How to Set Boundaries During the Holidays

AHAW Centre Counselling

With the holiday season upon us, it’s pretty common for stress levels to go up. Anxiety and depression both rise at this time of year, in adults and youth, and so we need to take care of our mental health as much as possible. A big part of this for many of us is setting boundaries. Particularly with family, but also with friends and at work. When we set boundaries we actually tend to have better relationships with the people in our lives. This may seem a bit counterintuitive – If I do everything they want me to, they’ll like me more – but it’s true. It’s also a way to model healthy relationships to our children. And probably most importantly, it decreases our stress levels and improves our overall well-being – something I’m sure all of you want!

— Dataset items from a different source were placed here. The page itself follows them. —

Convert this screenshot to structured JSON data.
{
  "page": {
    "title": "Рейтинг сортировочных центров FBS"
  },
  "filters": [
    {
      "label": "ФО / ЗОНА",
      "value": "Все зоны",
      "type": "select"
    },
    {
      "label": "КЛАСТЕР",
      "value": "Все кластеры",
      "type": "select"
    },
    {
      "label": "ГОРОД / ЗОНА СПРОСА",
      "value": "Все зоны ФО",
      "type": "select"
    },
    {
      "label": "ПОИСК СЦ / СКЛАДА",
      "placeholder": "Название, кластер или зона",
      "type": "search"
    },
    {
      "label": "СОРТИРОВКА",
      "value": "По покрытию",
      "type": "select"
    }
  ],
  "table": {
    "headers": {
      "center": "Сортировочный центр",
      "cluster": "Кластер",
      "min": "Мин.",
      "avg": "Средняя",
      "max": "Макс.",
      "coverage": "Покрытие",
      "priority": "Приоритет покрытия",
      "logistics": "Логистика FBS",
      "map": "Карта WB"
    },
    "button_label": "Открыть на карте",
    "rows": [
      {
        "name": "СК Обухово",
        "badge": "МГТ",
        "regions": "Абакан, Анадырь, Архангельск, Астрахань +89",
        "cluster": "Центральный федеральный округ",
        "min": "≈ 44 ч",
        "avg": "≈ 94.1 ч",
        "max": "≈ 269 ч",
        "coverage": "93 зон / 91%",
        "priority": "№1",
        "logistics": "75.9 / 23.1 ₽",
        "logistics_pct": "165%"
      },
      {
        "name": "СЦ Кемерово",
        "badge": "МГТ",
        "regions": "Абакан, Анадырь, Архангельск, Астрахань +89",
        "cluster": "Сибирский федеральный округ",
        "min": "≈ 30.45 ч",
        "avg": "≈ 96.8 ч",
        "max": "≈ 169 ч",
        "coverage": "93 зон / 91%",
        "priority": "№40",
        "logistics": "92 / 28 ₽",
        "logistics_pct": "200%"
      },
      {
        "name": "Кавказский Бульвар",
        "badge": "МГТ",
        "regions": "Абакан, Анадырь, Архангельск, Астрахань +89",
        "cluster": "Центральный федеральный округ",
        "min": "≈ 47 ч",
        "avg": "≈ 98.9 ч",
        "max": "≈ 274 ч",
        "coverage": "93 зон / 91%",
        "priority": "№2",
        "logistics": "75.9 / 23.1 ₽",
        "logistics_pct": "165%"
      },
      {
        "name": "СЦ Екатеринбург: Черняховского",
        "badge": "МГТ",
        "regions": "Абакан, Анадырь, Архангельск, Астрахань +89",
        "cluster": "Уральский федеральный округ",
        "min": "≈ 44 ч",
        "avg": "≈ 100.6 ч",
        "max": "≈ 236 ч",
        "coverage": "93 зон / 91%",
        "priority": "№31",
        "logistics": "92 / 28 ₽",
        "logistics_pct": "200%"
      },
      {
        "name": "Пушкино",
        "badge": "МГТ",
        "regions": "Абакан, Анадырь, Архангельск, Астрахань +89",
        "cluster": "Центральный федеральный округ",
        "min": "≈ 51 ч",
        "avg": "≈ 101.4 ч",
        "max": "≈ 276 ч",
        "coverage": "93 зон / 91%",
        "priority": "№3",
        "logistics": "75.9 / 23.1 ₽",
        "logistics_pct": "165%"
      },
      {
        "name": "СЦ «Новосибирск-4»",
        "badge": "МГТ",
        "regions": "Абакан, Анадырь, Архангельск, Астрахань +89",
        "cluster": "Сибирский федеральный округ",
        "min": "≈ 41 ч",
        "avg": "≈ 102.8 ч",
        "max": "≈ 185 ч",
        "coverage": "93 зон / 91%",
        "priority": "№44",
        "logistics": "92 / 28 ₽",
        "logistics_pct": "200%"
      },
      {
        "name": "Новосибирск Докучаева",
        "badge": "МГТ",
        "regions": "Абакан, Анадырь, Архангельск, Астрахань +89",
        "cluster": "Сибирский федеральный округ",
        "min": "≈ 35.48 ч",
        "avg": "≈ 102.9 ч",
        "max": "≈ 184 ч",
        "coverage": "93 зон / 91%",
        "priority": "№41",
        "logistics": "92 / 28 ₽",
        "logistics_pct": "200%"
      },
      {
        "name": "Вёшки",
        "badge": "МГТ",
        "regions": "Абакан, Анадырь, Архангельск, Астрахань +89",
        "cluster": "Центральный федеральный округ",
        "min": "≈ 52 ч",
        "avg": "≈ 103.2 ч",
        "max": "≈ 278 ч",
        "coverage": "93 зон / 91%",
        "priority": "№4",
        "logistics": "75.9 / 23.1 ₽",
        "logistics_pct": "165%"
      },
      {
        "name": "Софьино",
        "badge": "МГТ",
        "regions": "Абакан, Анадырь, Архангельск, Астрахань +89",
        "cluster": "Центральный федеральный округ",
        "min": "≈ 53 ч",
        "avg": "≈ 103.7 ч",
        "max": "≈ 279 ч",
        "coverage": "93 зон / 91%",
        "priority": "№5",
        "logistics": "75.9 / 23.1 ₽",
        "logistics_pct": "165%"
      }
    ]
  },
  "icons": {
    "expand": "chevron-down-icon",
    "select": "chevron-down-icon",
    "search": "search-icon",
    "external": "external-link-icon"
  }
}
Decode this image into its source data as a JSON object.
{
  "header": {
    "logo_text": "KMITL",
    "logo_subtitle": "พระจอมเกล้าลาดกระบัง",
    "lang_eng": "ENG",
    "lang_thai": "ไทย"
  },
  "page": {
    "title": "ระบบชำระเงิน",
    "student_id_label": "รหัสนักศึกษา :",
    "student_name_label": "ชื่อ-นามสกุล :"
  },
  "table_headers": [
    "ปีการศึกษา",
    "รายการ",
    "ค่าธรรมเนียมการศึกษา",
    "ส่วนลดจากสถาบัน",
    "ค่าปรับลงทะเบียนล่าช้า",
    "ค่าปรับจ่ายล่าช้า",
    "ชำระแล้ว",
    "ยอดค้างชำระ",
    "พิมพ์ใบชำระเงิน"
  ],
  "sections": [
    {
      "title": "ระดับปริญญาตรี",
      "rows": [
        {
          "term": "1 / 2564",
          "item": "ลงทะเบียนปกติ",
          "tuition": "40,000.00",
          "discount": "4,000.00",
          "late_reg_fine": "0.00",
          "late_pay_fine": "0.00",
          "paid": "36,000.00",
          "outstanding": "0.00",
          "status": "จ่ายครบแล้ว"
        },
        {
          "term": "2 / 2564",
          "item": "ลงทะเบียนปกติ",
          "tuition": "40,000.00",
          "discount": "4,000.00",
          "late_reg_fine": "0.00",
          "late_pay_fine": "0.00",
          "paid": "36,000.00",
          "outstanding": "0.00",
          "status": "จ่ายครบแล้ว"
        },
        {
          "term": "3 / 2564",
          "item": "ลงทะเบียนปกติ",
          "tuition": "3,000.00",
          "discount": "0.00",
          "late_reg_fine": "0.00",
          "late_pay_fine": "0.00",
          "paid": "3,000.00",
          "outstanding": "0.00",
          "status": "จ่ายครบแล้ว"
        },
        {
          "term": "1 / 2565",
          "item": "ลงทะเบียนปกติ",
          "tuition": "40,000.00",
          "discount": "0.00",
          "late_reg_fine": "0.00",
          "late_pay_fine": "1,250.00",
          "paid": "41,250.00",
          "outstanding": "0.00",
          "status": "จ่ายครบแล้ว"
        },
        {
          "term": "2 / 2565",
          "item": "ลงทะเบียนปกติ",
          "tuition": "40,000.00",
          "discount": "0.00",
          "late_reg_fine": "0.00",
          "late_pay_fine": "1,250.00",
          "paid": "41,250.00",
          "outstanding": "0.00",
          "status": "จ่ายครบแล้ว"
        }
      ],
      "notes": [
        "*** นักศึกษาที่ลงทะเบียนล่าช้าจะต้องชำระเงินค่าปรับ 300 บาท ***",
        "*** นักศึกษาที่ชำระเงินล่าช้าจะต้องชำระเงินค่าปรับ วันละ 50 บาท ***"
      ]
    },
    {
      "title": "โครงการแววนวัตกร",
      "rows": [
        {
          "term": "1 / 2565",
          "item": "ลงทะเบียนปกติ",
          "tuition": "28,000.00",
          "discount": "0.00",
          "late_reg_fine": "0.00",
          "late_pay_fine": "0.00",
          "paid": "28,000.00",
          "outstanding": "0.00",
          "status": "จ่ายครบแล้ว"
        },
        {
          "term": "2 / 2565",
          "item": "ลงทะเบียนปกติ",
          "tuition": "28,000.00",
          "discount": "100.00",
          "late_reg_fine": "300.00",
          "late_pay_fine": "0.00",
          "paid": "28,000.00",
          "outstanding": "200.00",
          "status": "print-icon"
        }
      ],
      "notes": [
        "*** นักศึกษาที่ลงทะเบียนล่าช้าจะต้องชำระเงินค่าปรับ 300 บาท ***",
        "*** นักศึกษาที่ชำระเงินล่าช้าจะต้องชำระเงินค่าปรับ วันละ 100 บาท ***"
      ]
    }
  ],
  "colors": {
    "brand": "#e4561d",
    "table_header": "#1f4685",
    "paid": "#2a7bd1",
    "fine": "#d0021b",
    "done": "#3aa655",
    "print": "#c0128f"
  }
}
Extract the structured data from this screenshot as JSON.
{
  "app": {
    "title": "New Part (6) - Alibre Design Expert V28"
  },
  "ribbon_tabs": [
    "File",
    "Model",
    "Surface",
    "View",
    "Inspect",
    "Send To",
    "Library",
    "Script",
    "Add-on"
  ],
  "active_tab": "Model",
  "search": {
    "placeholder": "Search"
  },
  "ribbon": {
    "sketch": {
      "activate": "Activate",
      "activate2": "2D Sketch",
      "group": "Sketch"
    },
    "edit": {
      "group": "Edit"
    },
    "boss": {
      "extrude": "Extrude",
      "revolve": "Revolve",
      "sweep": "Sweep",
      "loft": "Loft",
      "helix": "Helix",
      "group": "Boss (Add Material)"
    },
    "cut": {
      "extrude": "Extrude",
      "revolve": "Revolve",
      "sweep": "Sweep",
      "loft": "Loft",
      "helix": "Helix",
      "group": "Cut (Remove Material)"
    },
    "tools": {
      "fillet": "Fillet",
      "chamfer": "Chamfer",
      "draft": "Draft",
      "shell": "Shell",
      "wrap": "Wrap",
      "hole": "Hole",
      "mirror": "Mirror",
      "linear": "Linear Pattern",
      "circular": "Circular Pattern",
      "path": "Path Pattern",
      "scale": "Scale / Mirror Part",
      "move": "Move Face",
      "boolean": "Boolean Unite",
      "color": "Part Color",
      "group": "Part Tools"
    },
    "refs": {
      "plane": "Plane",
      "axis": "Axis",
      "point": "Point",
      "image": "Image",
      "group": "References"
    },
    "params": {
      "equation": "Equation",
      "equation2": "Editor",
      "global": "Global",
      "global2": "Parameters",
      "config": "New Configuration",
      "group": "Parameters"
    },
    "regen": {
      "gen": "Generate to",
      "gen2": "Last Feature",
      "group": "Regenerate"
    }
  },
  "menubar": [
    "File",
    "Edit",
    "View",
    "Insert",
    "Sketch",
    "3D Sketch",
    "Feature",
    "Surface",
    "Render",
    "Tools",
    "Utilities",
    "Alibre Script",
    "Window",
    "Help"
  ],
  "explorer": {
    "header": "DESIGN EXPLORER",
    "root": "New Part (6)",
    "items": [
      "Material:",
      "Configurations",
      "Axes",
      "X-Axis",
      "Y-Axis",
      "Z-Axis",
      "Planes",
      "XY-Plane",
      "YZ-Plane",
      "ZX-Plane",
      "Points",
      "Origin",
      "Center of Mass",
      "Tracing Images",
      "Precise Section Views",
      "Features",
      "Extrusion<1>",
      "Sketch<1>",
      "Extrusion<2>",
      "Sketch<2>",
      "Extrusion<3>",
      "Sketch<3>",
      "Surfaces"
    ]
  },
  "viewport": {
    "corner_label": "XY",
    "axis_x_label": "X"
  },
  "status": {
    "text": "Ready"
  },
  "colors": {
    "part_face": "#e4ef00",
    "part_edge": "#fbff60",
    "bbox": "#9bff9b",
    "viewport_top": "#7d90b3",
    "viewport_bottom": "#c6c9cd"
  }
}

Though many people struggle with boundary setting throughout the year, it tends to be more difficult during any holiday. We see people more often, there are more obligations, we may have to do more cooking or housework, and there may be certain expectations on us – religious, cultural, social or otherwise – that we think we need to live up to, regardless of the costs. Let’s ponder this for a moment: is the cost actually worth it?

Communicate your needs. Setting boundaries begins with telling other people what you need. If you need a break or you need to say no to something you don’t want to do, or you need to say yes to something you do want to do, or you need to leave early or arrive late, etc. you have to draw the lines in the sand. This is where most people struggle because of fears of what others will say. None of us are mind readers (to my knowledge!) so even if it is a bit uncomfortable you have to speak the words around the boundary you’re trying to set. You also don’t need to make excuses for, or justify your boundary. It’s what you need, so it’s what you need.

Be assertive yet respectful. Firmly communicate these needs. There’s no reason to be wishy washy, but you also don’t want to come off as a jerk. Remember that the people who you are setting boundaries with also have 1feelings, and you may want to keep having a relationship with them, so consider that when you’re deciding what to say. That being said, don’t set your boundaries in the heat of the moment, take a pause and consider what you want to say and how you’re going to say it.

Compromise. Look, sometimes we have do to things we don’t want to because of obligations, and that’s okay – to a point. If there is a way to compromise – maybe you go to your partner’s work party but you take separate cars so you can leave early, or maybe you make one dish for the holiday dinner instead of three – then offer the compromise and stick to it.

Let go of control. Particularly of the behaviour of others, because you can’t control it. None of us can control anything anyone else says or does. What we can control is what we say and do. Take responsibility for your own behaviours and accept what is out of your control.

Spend more time with people who respect your boundaries. This means also spending less time with people who don’t. This may sound harsh but it’s not. People only learn to respect boundaries if we are firm around them. If your boundaries are constantly being broken, you’re likely not enjoying your time with the people breaking them anyway. So, put yourself in situations you want to be in and with this goes acting according to your values – who and what is important to you? Do those things…be with those people-enjoy your holidays!